Darcy clenched his fists, his shoulders bunched and a hundred protestations and accusations boiling in his breast. “More than you will ever understand, but helping you leave…” He shook his head and turned around, crossing his arms. “There must be another way.”
“There is, if you happen to be good friends with King Edward. No? Then for God’s sake, man, do me this one last service. Or if you will not do it for me, for all the old days between us, do it for her .”
Darcy looked over his shoulder. “You mistake me. She is the reason for my refusal.”
“Then you are a witless pig. I thought better of you, Darcy.
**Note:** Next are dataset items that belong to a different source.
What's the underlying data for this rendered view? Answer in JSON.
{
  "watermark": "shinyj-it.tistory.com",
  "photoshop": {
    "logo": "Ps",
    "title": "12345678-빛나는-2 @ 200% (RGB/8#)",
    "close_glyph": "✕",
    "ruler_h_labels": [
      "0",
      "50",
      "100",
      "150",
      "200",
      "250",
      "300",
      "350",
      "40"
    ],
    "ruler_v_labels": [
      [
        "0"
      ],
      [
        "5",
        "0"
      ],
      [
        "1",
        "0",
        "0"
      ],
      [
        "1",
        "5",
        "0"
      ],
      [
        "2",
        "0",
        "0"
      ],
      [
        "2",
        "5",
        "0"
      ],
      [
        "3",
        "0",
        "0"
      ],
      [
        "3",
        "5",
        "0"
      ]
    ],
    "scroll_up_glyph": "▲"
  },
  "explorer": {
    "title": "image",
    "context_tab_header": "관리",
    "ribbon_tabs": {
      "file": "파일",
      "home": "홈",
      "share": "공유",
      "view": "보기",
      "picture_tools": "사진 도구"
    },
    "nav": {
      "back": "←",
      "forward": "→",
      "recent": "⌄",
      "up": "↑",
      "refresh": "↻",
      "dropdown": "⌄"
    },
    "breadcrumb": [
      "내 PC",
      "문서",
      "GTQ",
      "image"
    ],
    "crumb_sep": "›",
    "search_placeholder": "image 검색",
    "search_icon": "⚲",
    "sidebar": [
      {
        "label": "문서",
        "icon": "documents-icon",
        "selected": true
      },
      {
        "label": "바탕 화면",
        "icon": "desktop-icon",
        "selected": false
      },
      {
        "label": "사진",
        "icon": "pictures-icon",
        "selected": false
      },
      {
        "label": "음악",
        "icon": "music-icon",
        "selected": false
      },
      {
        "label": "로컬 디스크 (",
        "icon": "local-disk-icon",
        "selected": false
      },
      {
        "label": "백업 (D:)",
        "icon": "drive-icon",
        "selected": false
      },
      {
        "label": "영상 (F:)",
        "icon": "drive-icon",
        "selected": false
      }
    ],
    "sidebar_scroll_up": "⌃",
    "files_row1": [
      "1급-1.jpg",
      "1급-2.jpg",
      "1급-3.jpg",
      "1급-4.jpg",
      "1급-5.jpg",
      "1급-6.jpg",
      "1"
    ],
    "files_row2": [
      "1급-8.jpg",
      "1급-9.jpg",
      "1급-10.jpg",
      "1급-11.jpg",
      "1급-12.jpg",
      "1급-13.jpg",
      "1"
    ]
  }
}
I looked for you to be the one man I could trust, who might think of my best interests instead of his own.”
“And you think dragging a woman you scarcely know around the world, always hiding and living in hardship, subjecting her to the worst kind of uncertainty and loneliness, the best answer?”
“I would protect her,” Richard muttered defensively. “And besides, she is tougher than you know.”
Darcy rounded on his cousin and set his fists on the edge of the bed, staring down into the face of a man dearer to him than life. “I know precisely how strong she is. And I know it would not be you protecting her , but the reverse. You have no business asking it of her!”
“What do you expect me to do? Leave her here? A fine thing that would be!”
Darcy stood back. He was panting, his blood coursing hot through his limbs, and, unfortunately, his tongue. “What were you going to do if we had never found you? Disappear forever, with no one the wiser? You did not mean to look for your wife, I warrant.”
Richard frowned. “No, but I did not know she was in trouble.”
“She was not, until you overturned her life again and started blabbering about dragging her off to parts unknown. Better for her if you had remained dead.”
Richard’s face purpled, and an obvious wave of enraged dizziness overcame him. Darcy would have felt wretched for it… except that he was already on his way out, and the door was slamming behind him.